KABARTODAY.COM | Jakarta – Rapat Paripurna hari ini secara resmi mengesahkan RUU tentang perubahan kedua atas UU Nomor 1 Tahun 2015 tentang Penetapan Peraturan Pemerintah Pengganti Undang-Undang Nomor 1 Tahun 2014 tentang Pemilihan Gubernur, Bupati, dan Walikota menjadi Undang-Undang (UU).

Dalam laporannya, Ketua Komisi II DPR Rambe Kamarulzaman melaporkan seluruh proses yang berlangsung dalam penyusunan draft UU. Termasuk tentang perbedaan pendapat soal mundur atau tidaknya anggota DPR, DPD dan DPRD ketika maju di Pilkada.

Disebutkannya, sebanyak delapan fraksi menerima secara penuh, dan dua fraksi lainnya menerima dengan catatan. Fraksi yang menerima penuh adalah Hanura, NasDem, PPP, PAN, Partai Golkar PDIP, PKB, dan Partai Demokrat. Sedangkan yang memberikan catatannya adalah Partai Gerindra dan PKS.
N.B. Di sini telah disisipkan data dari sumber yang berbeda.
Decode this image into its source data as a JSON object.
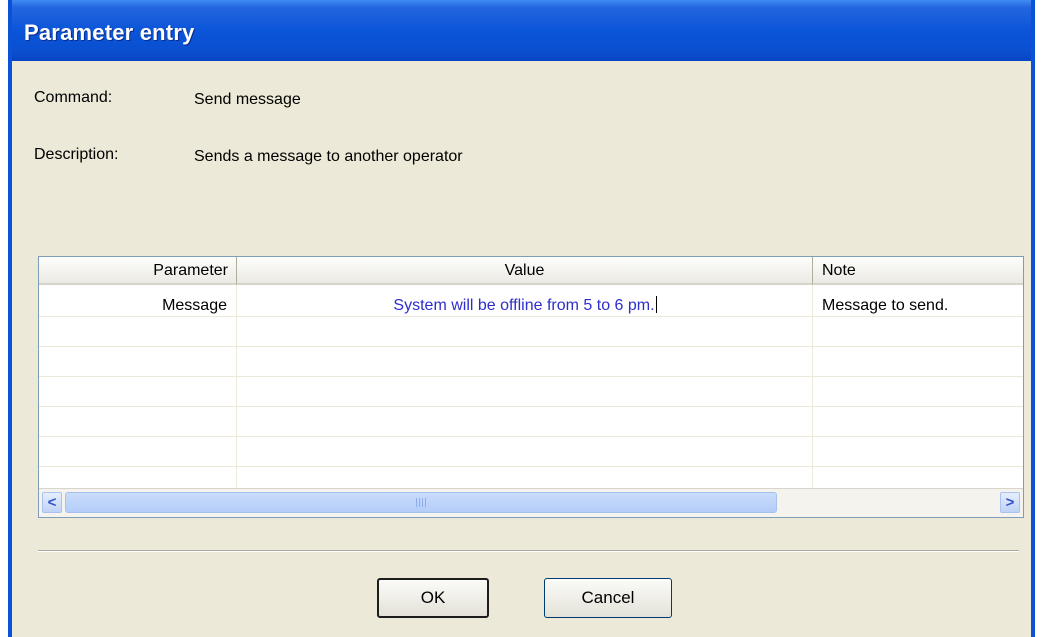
{
  "dialog": {
    "title": "Parameter entry",
    "command_label": "Command:",
    "command_value": "Send message",
    "description_label": "Description:",
    "description_value": "Sends a message to another operator"
  },
  "grid": {
    "columns": [
      "Parameter",
      "Value",
      "Note"
    ],
    "rows": [
      {
        "parameter": "Message",
        "value": "System will be offline from 5 to 6 pm.",
        "note": "Message to send."
      }
    ],
    "value_color": "#2d2dcc"
  },
  "scrollbar": {
    "left_icon": "scroll-left-arrow-icon",
    "right_icon": "scroll-right-arrow-icon",
    "left_glyph": "<",
    "right_glyph": ">"
  },
  "buttons": {
    "ok": "OK",
    "cancel": "Cancel"
  }
}
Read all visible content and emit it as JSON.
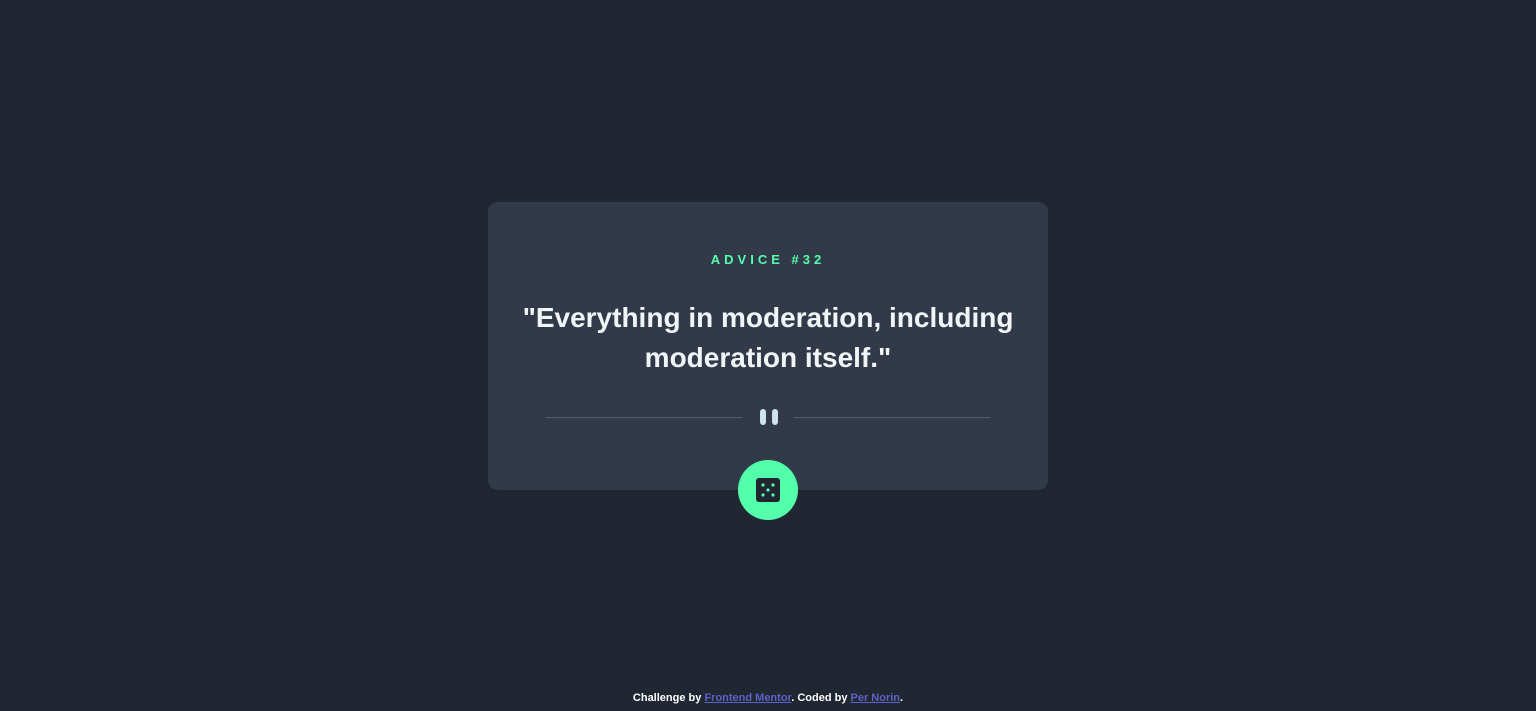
{
  "card": {
    "advice_label": "ADVICE #32",
    "quote": "\"Everything in moderation, including moderation itself.\""
  },
  "divider": {
    "icon": "pause-icon"
  },
  "dice_button": {
    "icon": "dice-icon"
  },
  "footer": {
    "prefix": "Challenge by ",
    "challenge_link": "Frontend Mentor",
    "middle": ". Coded by ",
    "author_link": "Per Norin",
    "suffix": "."
  },
  "colors": {
    "background": "#202632",
    "card": "#323a49",
    "accent": "#53ffaa",
    "text": "#f1f5f7",
    "divider": "#4f5d74",
    "link": "#5b63c8"
  }
}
PKS lewat Almuzammil Yusuf menyampaikan dalam interupsi Paripurna, bahwa pihaknya tetap menginginkan agar anggota DPR, DPD dan DPRD tak perlu mundur saat maju di Pilkada. Mereka lebih setuju jika, baik petahana dan anggota dewan cukup mengambil cuti selama kontestasi di Pilkada.
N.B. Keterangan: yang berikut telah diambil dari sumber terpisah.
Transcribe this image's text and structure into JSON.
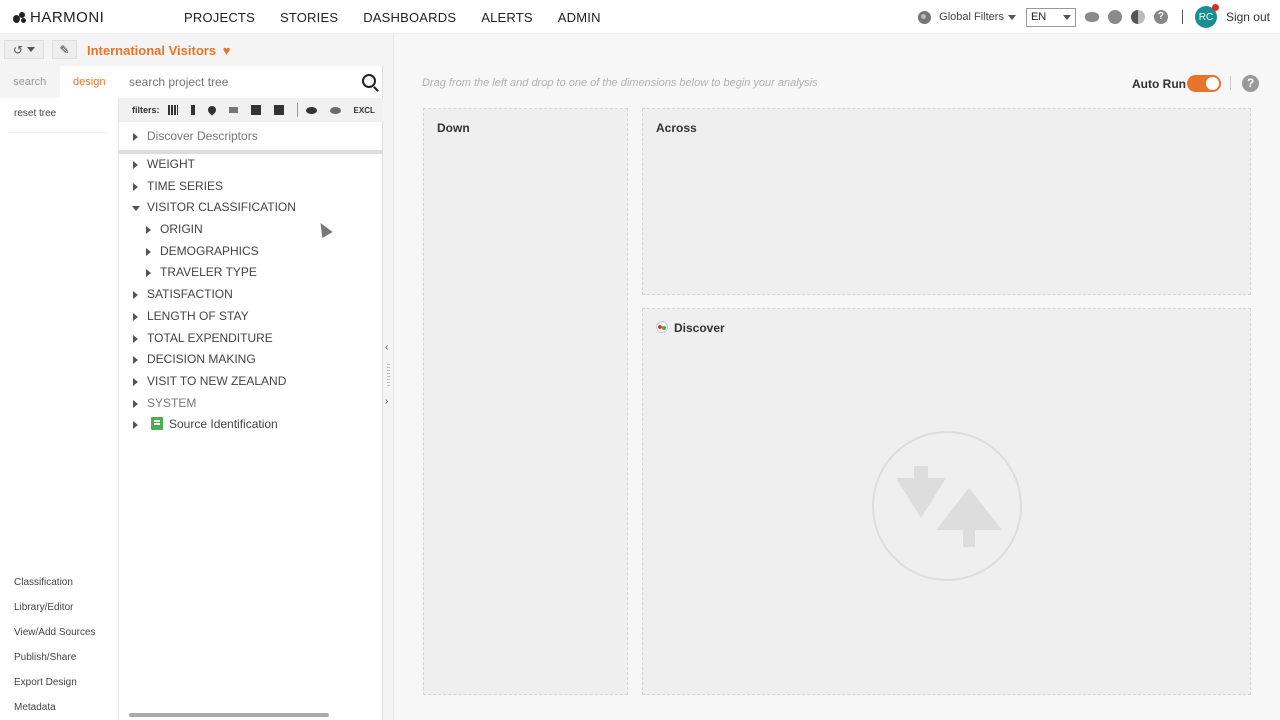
{
  "app": {
    "logo": "HARMONI"
  },
  "nav": {
    "items": [
      {
        "label": "PROJECTS",
        "active": true
      },
      {
        "label": "STORIES"
      },
      {
        "label": "DASHBOARDS"
      },
      {
        "label": "ALERTS"
      },
      {
        "label": "ADMIN"
      }
    ]
  },
  "topright": {
    "global_filters": "Global Filters",
    "lang": "EN",
    "avatar": "RC",
    "signout": "Sign out"
  },
  "project": {
    "title": "International Visitors",
    "favorite_icon": "heart-icon"
  },
  "leftcol": {
    "tabs": [
      {
        "label": "search"
      },
      {
        "label": "design",
        "active": true
      }
    ],
    "reset": "reset tree",
    "links": [
      "Classification",
      "Library/Editor",
      "View/Add Sources",
      "Publish/Share",
      "Export Design",
      "Metadata"
    ]
  },
  "tree": {
    "search_placeholder": "search project tree",
    "filters_label": "filters:",
    "excl_label": "EXCL",
    "descriptor": "Discover Descriptors",
    "items": [
      {
        "label": "WEIGHT",
        "level": 0
      },
      {
        "label": "TIME SERIES",
        "level": 0
      },
      {
        "label": "VISITOR CLASSIFICATION",
        "level": 0,
        "expanded": true
      },
      {
        "label": "ORIGIN",
        "level": 1
      },
      {
        "label": "DEMOGRAPHICS",
        "level": 1
      },
      {
        "label": "TRAVELER TYPE",
        "level": 1
      },
      {
        "label": "SATISFACTION",
        "level": 0
      },
      {
        "label": "LENGTH OF STAY",
        "level": 0
      },
      {
        "label": "TOTAL EXPENDITURE",
        "level": 0
      },
      {
        "label": "DECISION MAKING",
        "level": 0
      },
      {
        "label": "VISIT TO NEW ZEALAND",
        "level": 0
      },
      {
        "label": "SYSTEM",
        "level": 0,
        "struck": true
      },
      {
        "label": "Source Identification",
        "level": 0,
        "source": true
      }
    ]
  },
  "main": {
    "hint": "Drag from the left and drop to one of the dimensions below to begin your analysis",
    "autorun_label": "Auto Run",
    "autorun_on": true,
    "zones": {
      "down": "Down",
      "across": "Across",
      "discover": "Discover"
    }
  },
  "colors": {
    "accent": "#e8742a",
    "avatar": "#1a8f93",
    "source_icon": "#4caf50"
  }
}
“Tidak equal treatment, dengan logika sama, PKS tegaskan pada UU baru yang akan disahkan, menerapkan gubernur cukup cuti, seharusnya anggota DPR dan tidak perlu mundur cukup cuti,” kata Almuzammil di Gedung DPR, Kamis (2/6/2016.

Almuzammil juga menyebutkan argumentasi sama dikeluarkan oleh dua mantan Ketua Mahkamah Konstitusi (MK) yakni Jimly Asshiddiqie dan Mahfud MD.

Anggota Fraksi Gerindra Azikin Solthan juga menyampaikan pandangan sama dengan Almuzammil. Namun sikap Gerindra lebih lunak dari PKS karena tetap menerima pengesahan UU Pilkada. “Namun demikian kami tetap menukung keputusan tingkat dua untuk mengesahkan jadi UU Pilkada, semoga apa yang kita laksanakan ini bernilai ibadah,” kata Azikin.

Pimpinan Sidang Paripurna, Taufik Kurniawan menyebutkan bahwa masukan yang disampaikan oleh PKS dan Gerindra akan dijadikan catatan dalam proses pengesahan UU kali ini. “Tentunya atas seizin kami dari meja pimpinan, tidak ada menang dan kalah, dan harapan setiap interupsi dicatat sebagai dokumen tak terpisahkan, mohon persetujuan resmi, apakah revisi UU dapat disetujui untuk disahkan?,” kata dia yang kemudian disambut setuju dari seluruh anggota.

Setelah Mendagri Tjahjo Kumolo menyampaikan pandangannya, Taufik kemudian meminta persetujuan akhir. “Apakah RUU tentang perubahan kedua atas UU Nomor 1 Tahun 2015 tentang Penetapan Peraturan Pemerintah Pengganti Undang-Undang Nomor 1 Tahun 2014 tentang Pemilihan Gubernur, Bupati, dan Walikota menjadi Undang-Undang (UU) disetujui?,” tanyanya.